The instinct of self-preservation was also strongly to the fore in me, and I lay fully expecting to hear the whizzing of half-a-dozen more bullets and the cracking of the rifles, since naturally I could see nothing then, my face lying against the horse's neck, as he bounded on at an easy gallop.
Were the enemy in pursuit?
I strained my hearing, but I could make out nothing more than the regular beat of my horse's hoofs; while, as no shots came, I felt certain they had made out my figure and were coming on in full chase.
"They'll have a long one," I thought; for, though I was in great pain, I found, to my intense delight, that I could accommodate myself to Sandho's long swinging gallop as he spurned the soft loose earth behind him, the ascent being exceedingly slight; and we were progressing in a series of antelope-like bounds.
At last, after galloping for quite ten minutes, something in front made Sandho swerve round to the left; and, before raising my head to see what it was, I turned my face sidewise so as to get a glance back at my pursuers, and could hardly believe my eyes when I saw that no Boers were there.

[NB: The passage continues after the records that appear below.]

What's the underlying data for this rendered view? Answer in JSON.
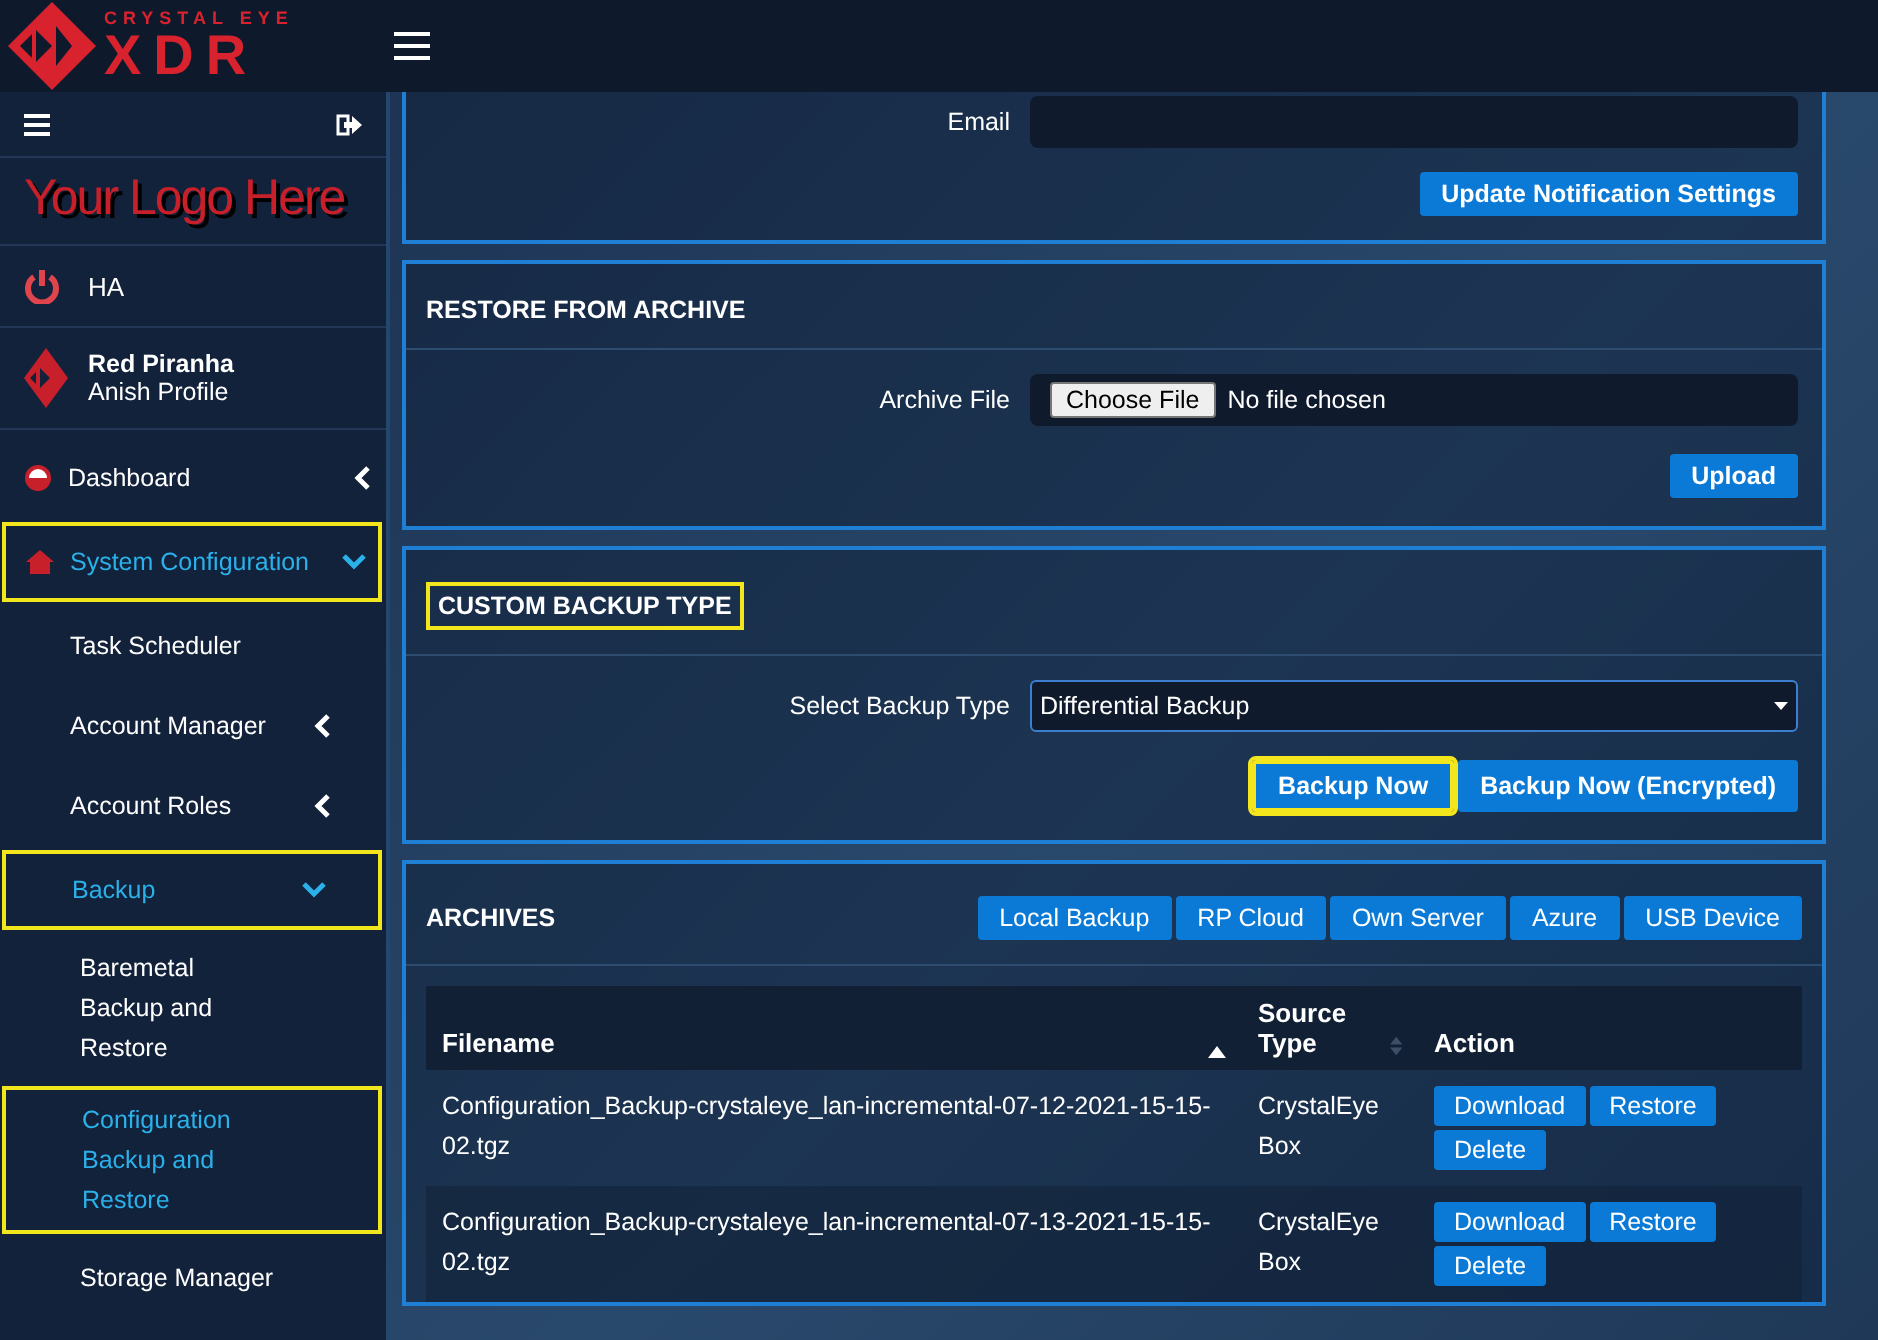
{
  "header": {
    "brand_tagline": "CRYSTAL EYE",
    "brand_name": "XDR"
  },
  "sidebar": {
    "logo_text": "Your Logo Here",
    "ha_label": "HA",
    "profile": {
      "name": "Red Piranha",
      "subtitle": "Anish Profile"
    },
    "items": [
      {
        "label": "Dashboard",
        "expanded": false,
        "selected": false,
        "highlighted": false
      },
      {
        "label": "System Configuration",
        "expanded": true,
        "selected": true,
        "highlighted": true,
        "children": [
          {
            "label": "Task Scheduler",
            "selected": false,
            "highlighted": false
          },
          {
            "label": "Account Manager",
            "expanded": false,
            "selected": false,
            "highlighted": false
          },
          {
            "label": "Account Roles",
            "expanded": false,
            "selected": false,
            "highlighted": false
          },
          {
            "label": "Backup",
            "expanded": true,
            "selected": true,
            "highlighted": true,
            "children": [
              {
                "label": "Baremetal Backup and Restore",
                "selected": false,
                "highlighted": false
              },
              {
                "label": "Configuration Backup and Restore",
                "selected": true,
                "highlighted": true
              },
              {
                "label": "Storage Manager",
                "selected": false,
                "highlighted": false
              }
            ]
          }
        ]
      }
    ]
  },
  "notification": {
    "email_label": "Email",
    "button": "Update Notification Settings"
  },
  "restore": {
    "title": "RESTORE FROM ARCHIVE",
    "field_label": "Archive File",
    "choose_button": "Choose File",
    "file_status": "No file chosen",
    "upload_button": "Upload"
  },
  "custom_backup": {
    "title": "CUSTOM BACKUP TYPE",
    "title_highlighted": true,
    "field_label": "Select Backup Type",
    "selected_value": "Differential Backup",
    "buttons": [
      {
        "label": "Backup Now",
        "highlighted": true
      },
      {
        "label": "Backup Now (Encrypted)",
        "highlighted": false
      }
    ]
  },
  "archives": {
    "title": "ARCHIVES",
    "destinations": [
      "Local Backup",
      "RP Cloud",
      "Own Server",
      "Azure",
      "USB Device"
    ],
    "table": {
      "columns": [
        {
          "label": "Filename",
          "sorted": true
        },
        {
          "label": "Source Type",
          "sorted": false
        },
        {
          "label": "Action"
        }
      ],
      "rows": [
        {
          "filename": "Configuration_Backup-crystaleye_lan-incremental-07-12-2021-15-15-02.tgz",
          "source_type": "CrystalEye Box",
          "actions": [
            "Download",
            "Restore",
            "Delete"
          ]
        },
        {
          "filename": "Configuration_Backup-crystaleye_lan-incremental-07-13-2021-15-15-02.tgz",
          "source_type": "CrystalEye Box",
          "actions": [
            "Download",
            "Restore",
            "Delete"
          ]
        }
      ]
    }
  }
}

It was not until I raised my head a little to gaze back in the other direction that I could see them far away in the distance, evidently pursuing the course they had followed before the incidents of the halt and shot occurred.
Now I held on tightly and raised my head, endeavouring to make out why my horse had swerved.

There it was plain enough: another of the stony kops which rose up to block our way had forced him to gallop along the unencumbered ground at the foot of a great line of hills, beyond which was the peak I had marked down as being in the neighbourhood of Echo Nek.
Unfortunately the land here was all strange to me, my journeys never having led me so far on this side of the mountains.